As the letter highlights, a fundamental problem with the existing Volcker Rule is that a broad array of banking and risk-management activities that fall within the parameters of two key definitions included the rule -- “trading account” and “covered fund”.  As a consequence of the sweeping nature of these definitions, a wide range of banking, trading and funds-related activities -- not only speculative or excessive risk-taking activities that the statute was intended to target – are either prohibited or presumed to be prohibited unless proven otherwise.

The comment letter includes an Annex describing several examples of the types of risk-management and core commercial banking activities either restricted or burdened by the Volcker Rule regulations.  These include activities such as managing a wide range of risks, lending and providing capital to businesses, providing custodial services to institutions, and asset management.

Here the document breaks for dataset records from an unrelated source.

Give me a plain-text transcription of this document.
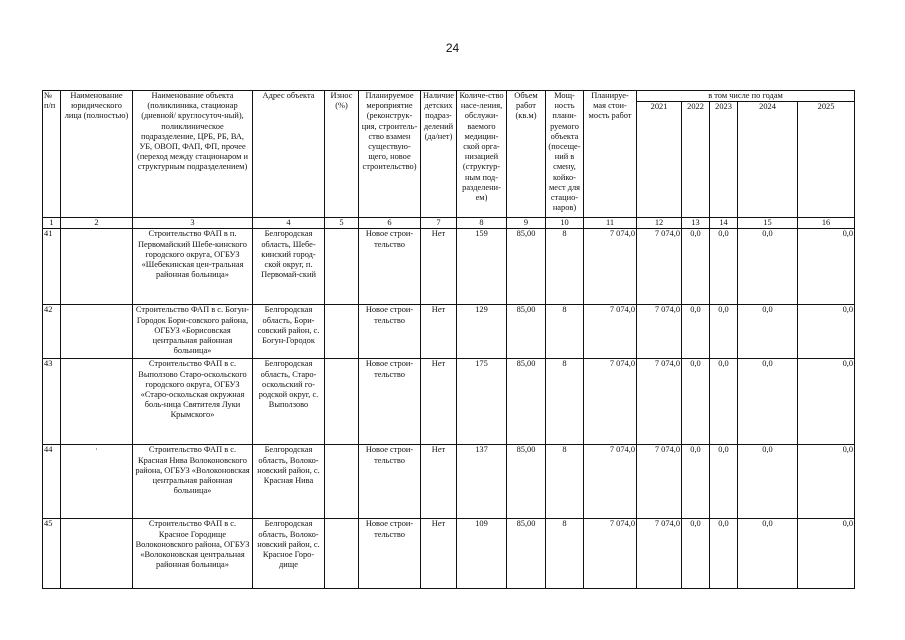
24
№ п/п	Наименование юридического лица (полностью)	Наименование объекта (поликлиника, стационар (дневной/ круглосуточ-ный), поликлиническое подразделение, ЦРБ, РБ, ВА, УБ, ОВОП, ФАП, ФП, прочее (переход между стационаром и структурным подразделением)	Адрес объекта	Износ (%)	Планируемое мероприятие (реконструк-ция, строитель-ство взамен существую-щего, новое строительство)	Наличие детских подраз-делений (да/нет)	Количе-ство насе-ления, обслужи-ваемого медицин-ской орга-низацией (структур-ным под-разделени-ем)	Объем работ (кв.м)	Мощ-ность плани-руемого объекта (посеще-ний в смену, койко-мест для стацио-наров)	Планируе-мая стои-мость работ	в том числе по годам				
											2021	2022	2023	2024	2025
1	2	3	4	5	6	7	8	9	10	11	12	13	14	15	16
41		Строительство ФАП в п. Первомайский Шебе-кинского городского округа, ОГБУЗ «Шебекинская цен-тральная районная больница»	Белгородская область, Шебе-кинский город-ской округ, п. Первомай-ский		Новое строи-тельство	Нет	159	85,00	8	7 074,0	7 074,0	0,0	0,0	0,0	0,0
42		Строительство ФАП в с. Богун-Городок Бори-совского района, ОГБУЗ «Борисовская центральная районная больница»	Белгородская область, Бори-совский район, с. Богун-Городок		Новое строи-тельство	Нет	129	85,00	8	7 074,0	7 074,0	0,0	0,0	0,0	0,0
43		Строительство ФАП в с. Выползово Старо-оскольского городского округа, ОГБУЗ «Старо-оскольская окружная боль-ница Святителя Луки Крымского»	Белгородская область, Старо-оскольский го-родской округ, с. Выползово		Новое строи-тельство	Нет	175	85,00	8	7 074,0	7 074,0	0,0	0,0	0,0	0,0
44	·	Строительство ФАП в с. Красная Нива Волоконовского района, ОГБУЗ «Волоконовская центральная районная больница»	Белгородская область, Волоко-новский район, с. Красная Нива		Новое строи-тельство	Нет	137	85,00	8	7 074,0	7 074,0	0,0	0,0	0,0	0,0
45		Строительство ФАП в с. Красное Городище Волоконовского района, ОГБУЗ «Волоконовская центральная районная больница»	Белгородская область, Волоко-новский район, с. Красное Горо-дище		Новое строи-тельство	Нет	109	85,00	8	7 074,0	7 074,0	0,0	0,0	0,0	0,0
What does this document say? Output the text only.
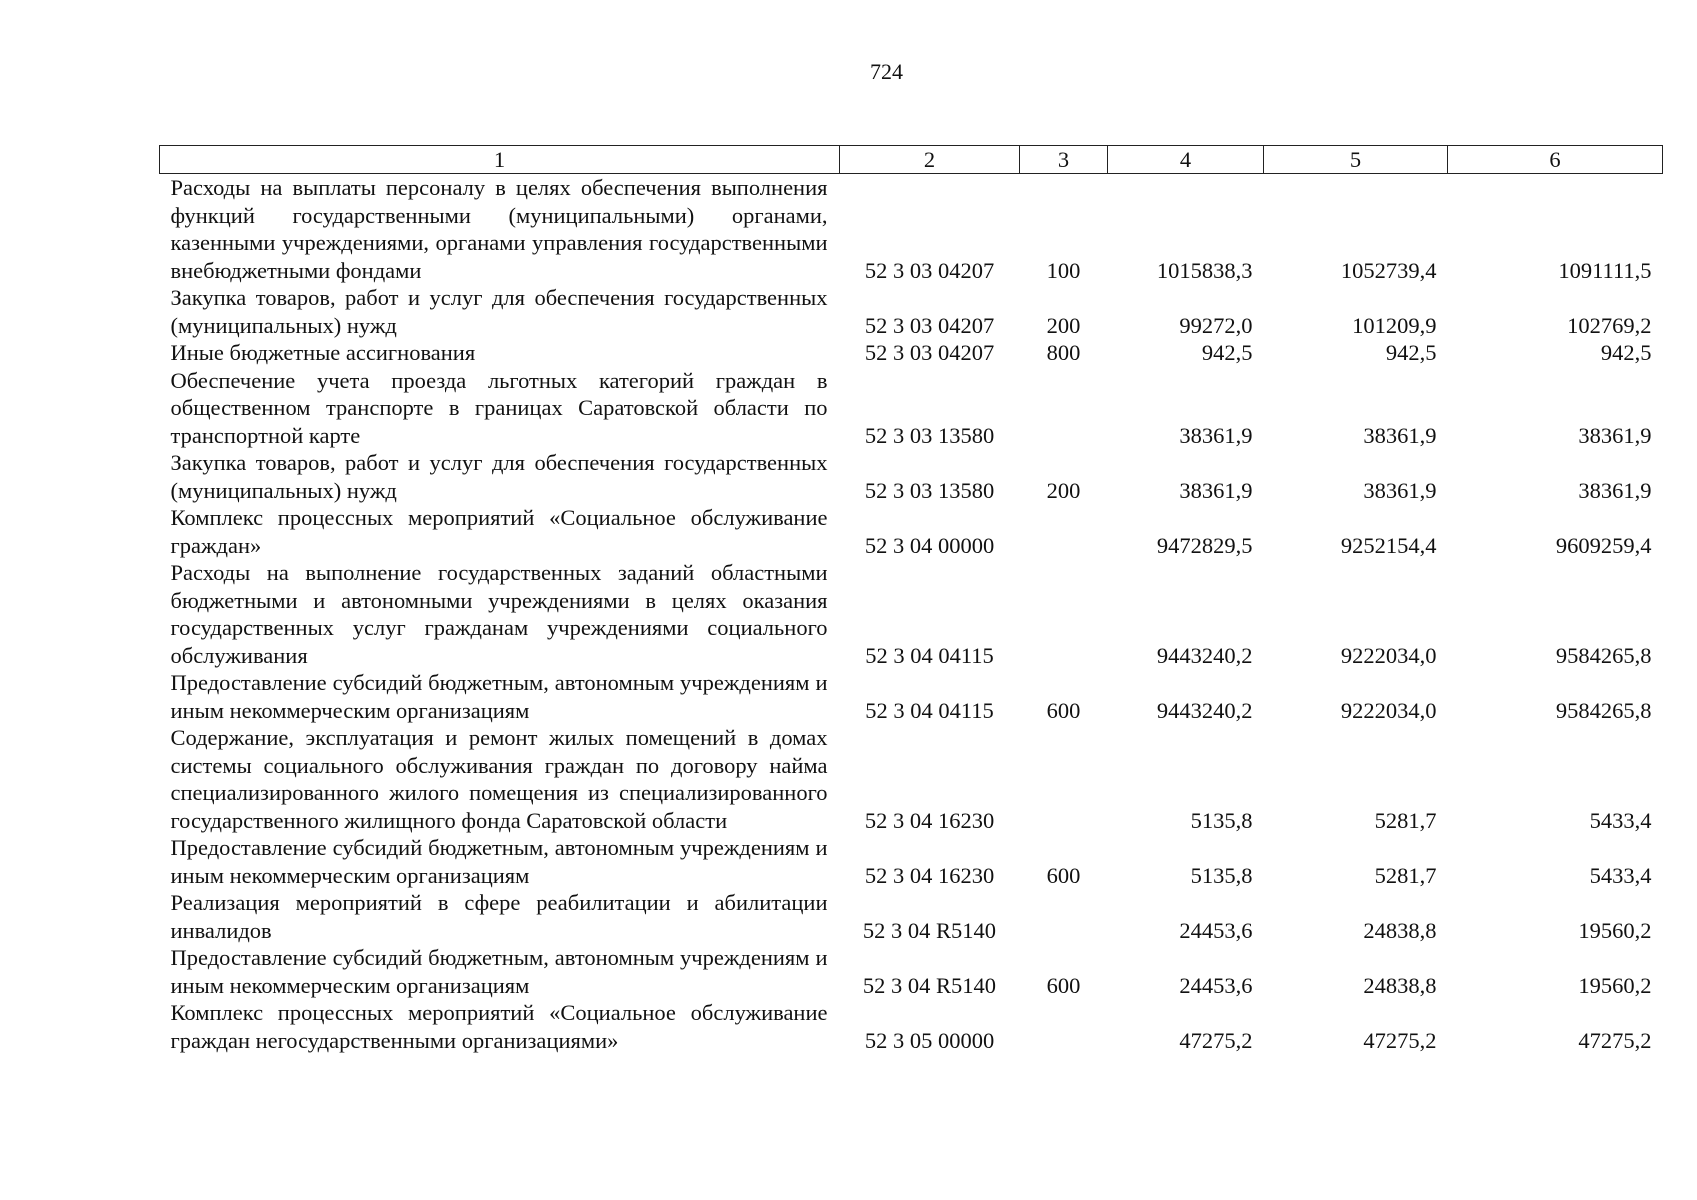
724
1	2	3	4	5	6
Расходы на выплаты персоналу в целях обеспечения выполнения функций государственными (муниципальными) органами, казенными учреждениями, органами управления государственными внебюджетными фондами	52 3 03 04207	100	1015838,3	1052739,4	1091111,5
Закупка товаров, работ и услуг для обеспечения государственных (муниципальных) нужд	52 3 03 04207	200	99272,0	101209,9	102769,2
Иные бюджетные ассигнования	52 3 03 04207	800	942,5	942,5	942,5
Обеспечение учета проезда льготных категорий граждан в общественном транспорте в границах Саратовской области по транспортной карте	52 3 03 13580		38361,9	38361,9	38361,9
Закупка товаров, работ и услуг для обеспечения государственных (муниципальных) нужд	52 3 03 13580	200	38361,9	38361,9	38361,9
Комплекс процессных мероприятий «Социальное обслуживание граждан»	52 3 04 00000		9472829,5	9252154,4	9609259,4
Расходы на выполнение государственных заданий областными бюджетными и автономными учреждениями в целях оказания государственных услуг гражданам учреждениями социального обслуживания	52 3 04 04115		9443240,2	9222034,0	9584265,8
Предоставление субсидий бюджетным, автономным учреждениям и иным некоммерческим организациям	52 3 04 04115	600	9443240,2	9222034,0	9584265,8
Содержание, эксплуатация и ремонт жилых помещений в домах системы социального обслуживания граждан по договору найма специализированного жилого помещения из специализированного государственного жилищного фонда Саратовской области	52 3 04 16230		5135,8	5281,7	5433,4
Предоставление субсидий бюджетным, автономным учреждениям и иным некоммерческим организациям	52 3 04 16230	600	5135,8	5281,7	5433,4
Реализация мероприятий в сфере реабилитации и абилитации инвалидов	52 3 04 R5140		24453,6	24838,8	19560,2
Предоставление субсидий бюджетным, автономным учреждениям и иным некоммерческим организациям	52 3 04 R5140	600	24453,6	24838,8	19560,2
Комплекс процессных мероприятий «Социальное обслуживание граждан негосударственными организациями»	52 3 05 00000		47275,2	47275,2	47275,2
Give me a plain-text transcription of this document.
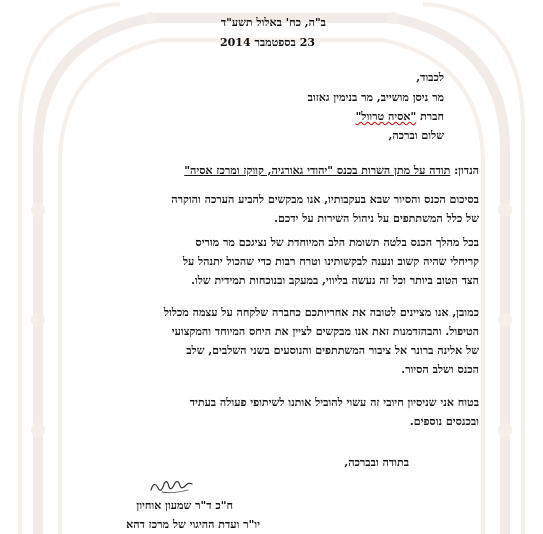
ב"ה, כח' באלול תשע"ד
23 בספטמבר 2014
לכבוד,
מר ניסן מושייב, מר בנימין גאזוב
חברת "אסיה טרוול"
שלום וברכה,
הנדון: תודה על מתן השרות בכנס "יהודי גאורגיה, קווקז ומרכז אסיה"
בסיכום הכנס והסיור שבא בעקבותיו, אנו מבקשים להביע הערכה והוקרה
של כלל המשתתפים על ניהול השירות על ידכם.
בכל מהלך הכנס בלטה תשומת הלב המיוחדת של נציגכם מר מוריס
קריחלי שהיה קשוב ונענה לבקשותינו וטרח רבות כדי שהכול יתנהל על
הצד הטוב ביותר וכל זה נעשה בליווי, במעקב ובנוכחות תמידית שלו.
כמובן, אנו מציינים לטובה את אחריותכם כחברה שלקחה על עצמה מכלול
הטיפול. והבהזדמנות זאת אנו מבקשים לציין את היחס המיוחד והמקצועי
של אלינה ברונר אל ציבור המשתתפים והנוסעים בשני השלבים, שלב
הכנס ושלב הסיור.
בטוח אני שניסיון חיובי זה עשוי להוביל אותנו לשיתופי פעולה בעתיד
ובכנסים נוספים.
בתודה ובברכה,
ח"כ ד"ר שמעון אוחיון
יו"ר ועדת ההיגוי של מרכז דהא
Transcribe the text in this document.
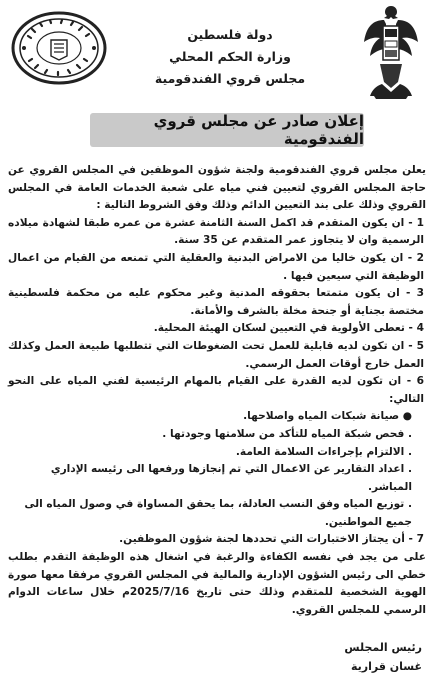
دولة فلسطين
وزارة الحكم المحلي
مجلس قروي الفندقومية
إعلان صادر عن مجلس قروي الفندقومية
يعلن مجلس قروي الفندقومية ولجنة شؤون الموظفين في المجلس القروي عن حاجة المجلس القروي لتعيين فني مياه على شعبة الخدمات العامة في المجلس القروي وذلك على بند التعيين الدائم وذلك وفق الشروط التالية :
1 - ان يكون المتقدم قد اكمل السنة الثامنة عشرة من عمره طبقا لشهادة ميلاده الرسمية وان لا يتجاوز عمر المتقدم عن 35 سنة.
2 - ان يكون خاليا من الامراض البدنية والعقلية التي تمنعه من القيام من اعمال الوظيفة التي سيعين فيها .
3 - ان يكون متمتعا بحقوقه المدنية وغير محكوم عليه من محكمة فلسطينية مختصة بجناية أو جنحة مخلة بالشرف والأمانة.
4 - تعطى الأولوية في التعيين لسكان الهيئة المحلية.
5 - ان تكون لديه قابلية للعمل تحت الضغوطات التي تتطلبها طبيعة العمل وكذلك العمل خارج أوقات العمل الرسمي.
6 - ان تكون لديه القدرة على القيام بالمهام الرئيسية لفني المياه على النحو التالي:
● صيانة شبكات المياه واصلاحها.
. فحص شبكة المياه للتأكد من سلامتها وجودتها .
. الالتزام بإجراءات السلامة العامة.
. اعداد التقارير عن الاعمال التي تم إنجازها ورفعها الى رئيسه الإداري المباشر.
. توزيع المياه وفق النسب العادلة، بما يحقق المساواة في وصول المياه الى جميع المواطنين.
7 - أن يجتاز الاختبارات التي تحددها لجنة شؤون الموظفين.
على من يجد في نفسه الكفاءة والرغبة في اشغال هذه الوظيفة التقدم بطلب خطي الى رئيس الشؤون الإدارية والمالية في المجلس القروي مرفقا معها صورة الهوية الشخصية للمتقدم وذلك حتى تاريخ 2025/7/16م خلال ساعات الدوام الرسمي للمجلس القروي.
رئيس المجلس
غسان قرارية
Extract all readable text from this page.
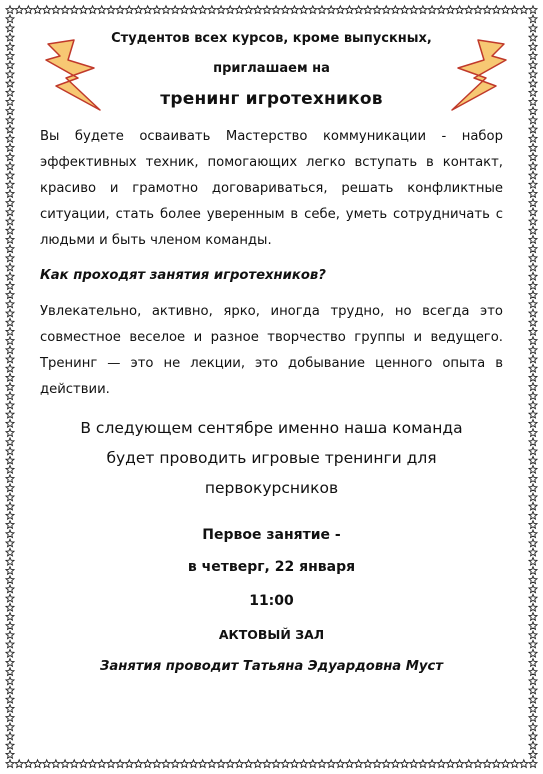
Студентов всех курсов, кроме выпускных,

приглашаем на

тренинг игротехников

Вы будете осваивать Мастерство коммуникации - набор эффективных техник, помогающих легко вступать в контакт, красиво и грамотно договариваться, решать конфликтные ситуации, стать более уверенным в себе, уметь сотрудничать с людьми и быть членом команды.

Как проходят занятия игротехников?

Увлекательно, активно, ярко, иногда трудно, но всегда это совместное веселое и разное творчество группы и ведущего. Тренинг — это не лекции, это добывание ценного опыта в действии.

В следующем сентябре именно наша команда
будет проводить игровые тренинги для
первокурсников

Первое занятие -

в четверг, 22 января

11:00

АКТОВЫЙ ЗАЛ

Занятия проводит Татьяна Эдуардовна Муст
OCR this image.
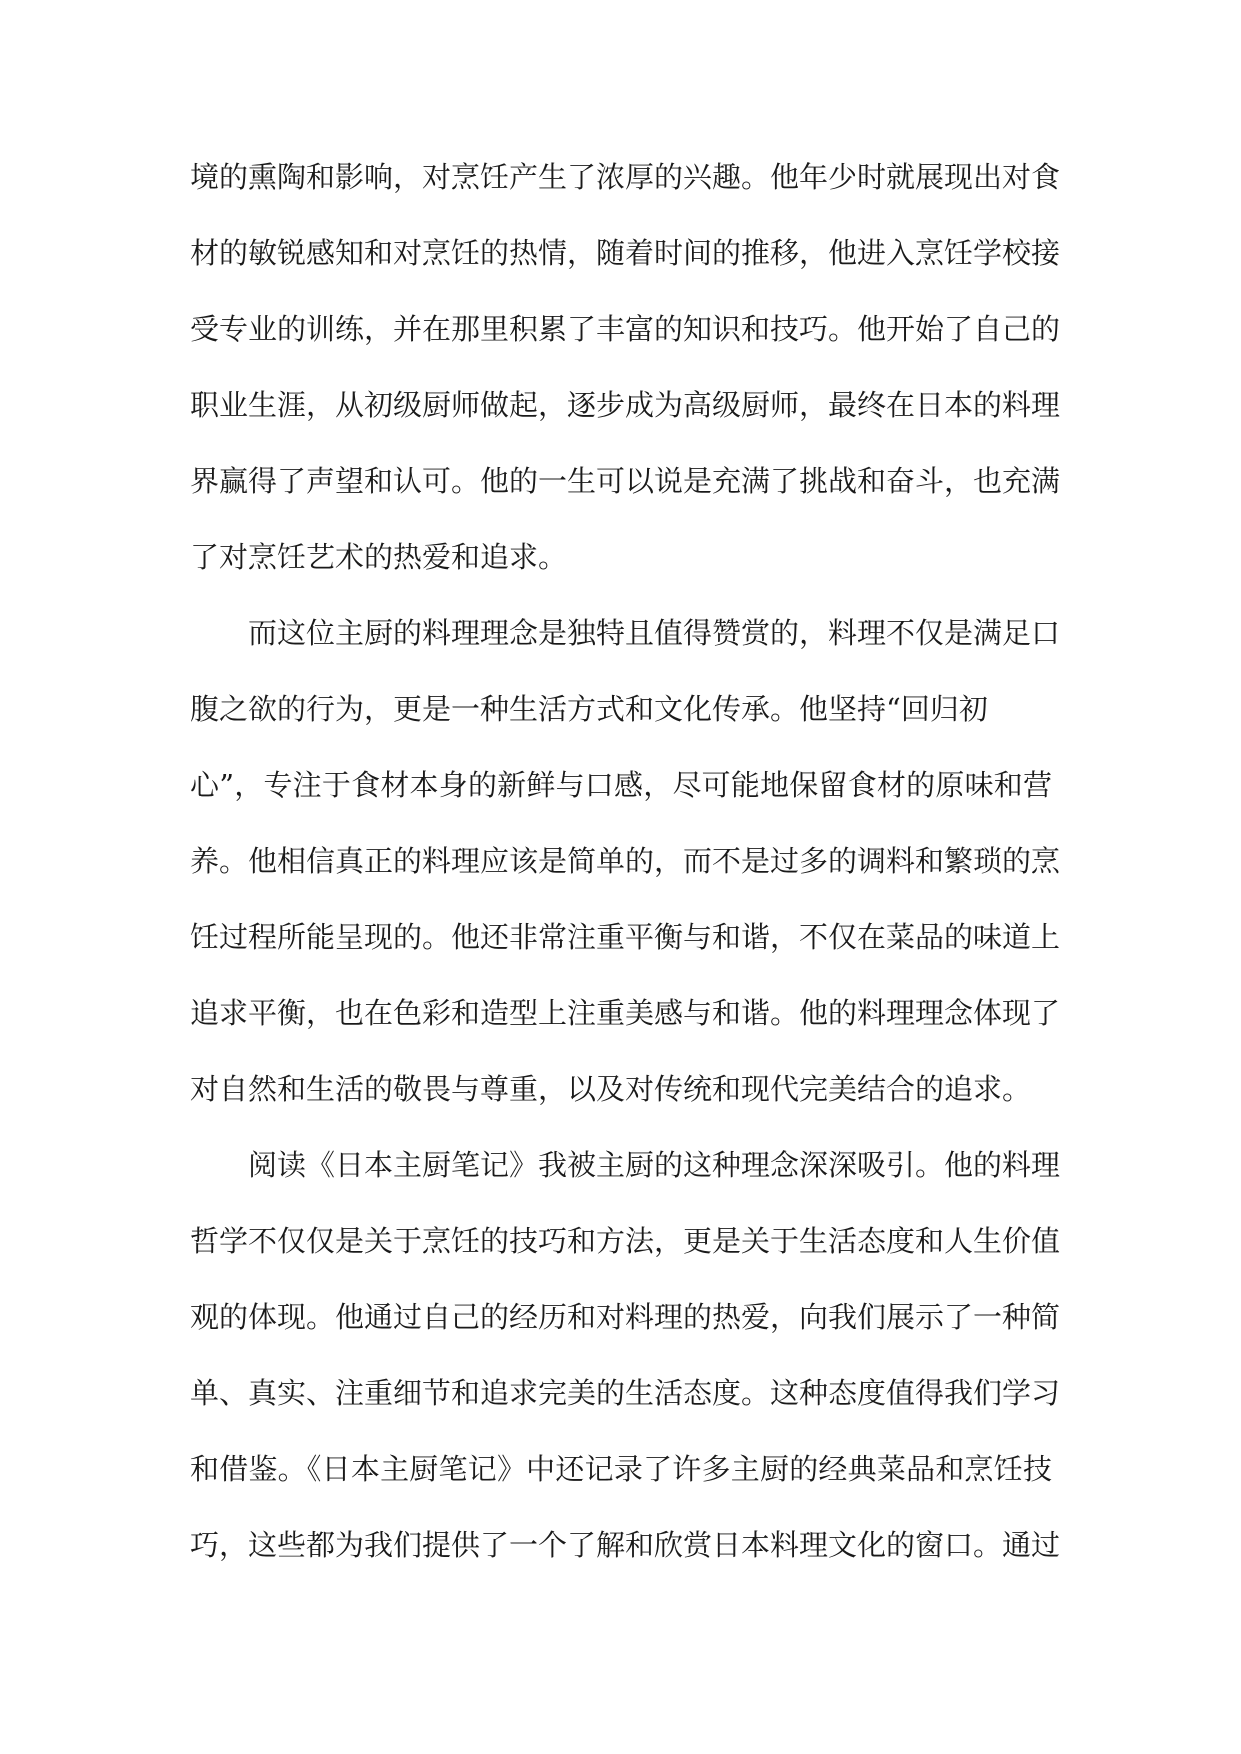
境的熏陶和影响，对烹饪产生了浓厚的兴趣。他年少时就展现出对食
材的敏锐感知和对烹饪的热情，随着时间的推移，他进入烹饪学校接
受专业的训练，并在那里积累了丰富的知识和技巧。他开始了自己的
职业生涯，从初级厨师做起，逐步成为高级厨师，最终在日本的料理
界赢得了声望和认可。他的一生可以说是充满了挑战和奋斗，也充满
了对烹饪艺术的热爱和追求。
而这位主厨的料理理念是独特且值得赞赏的，料理不仅是满足口
腹之欲的行为，更是一种生活方式和文化传承。他坚持“回归初
心”，专注于食材本身的新鲜与口感，尽可能地保留食材的原味和营
养。他相信真正的料理应该是简单的，而不是过多的调料和繁琐的烹
饪过程所能呈现的。他还非常注重平衡与和谐，不仅在菜品的味道上
追求平衡，也在色彩和造型上注重美感与和谐。他的料理理念体现了
对自然和生活的敬畏与尊重，以及对传统和现代完美结合的追求。
阅读《日本主厨笔记》我被主厨的这种理念深深吸引。他的料理
哲学不仅仅是关于烹饪的技巧和方法，更是关于生活态度和人生价值
观的体现。他通过自己的经历和对料理的热爱，向我们展示了一种简
单、真实、注重细节和追求完美的生活态度。这种态度值得我们学习
和借鉴。《日本主厨笔记》中还记录了许多主厨的经典菜品和烹饪技
巧，这些都为我们提供了一个了解和欣赏日本料理文化的窗口。通过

About The Clearing House.  The Clearing House is a banking association and payments company that is owned by the largest commercial banks and dates back to 1853.  The Clearing House Payments Company L.L.C. owns and operates core payments system infrastructure in the United States and is currently working to modernize that infrastructure by building a new, ubiquitous, real-time payment system.  The Payments Company is the only private-sector ACH and wire operator in the United States, clearing and settling nearly $2 trillion in U.S. dollar payments each day, representing half of all commercial ACH and wire volume.  Its affiliate, The Clearing House Association L.L.C., is a nonpartisan organization that engages in research, analysis, advocacy and litigation focused on financial regulation that supports a safe, sound and competitive banking system.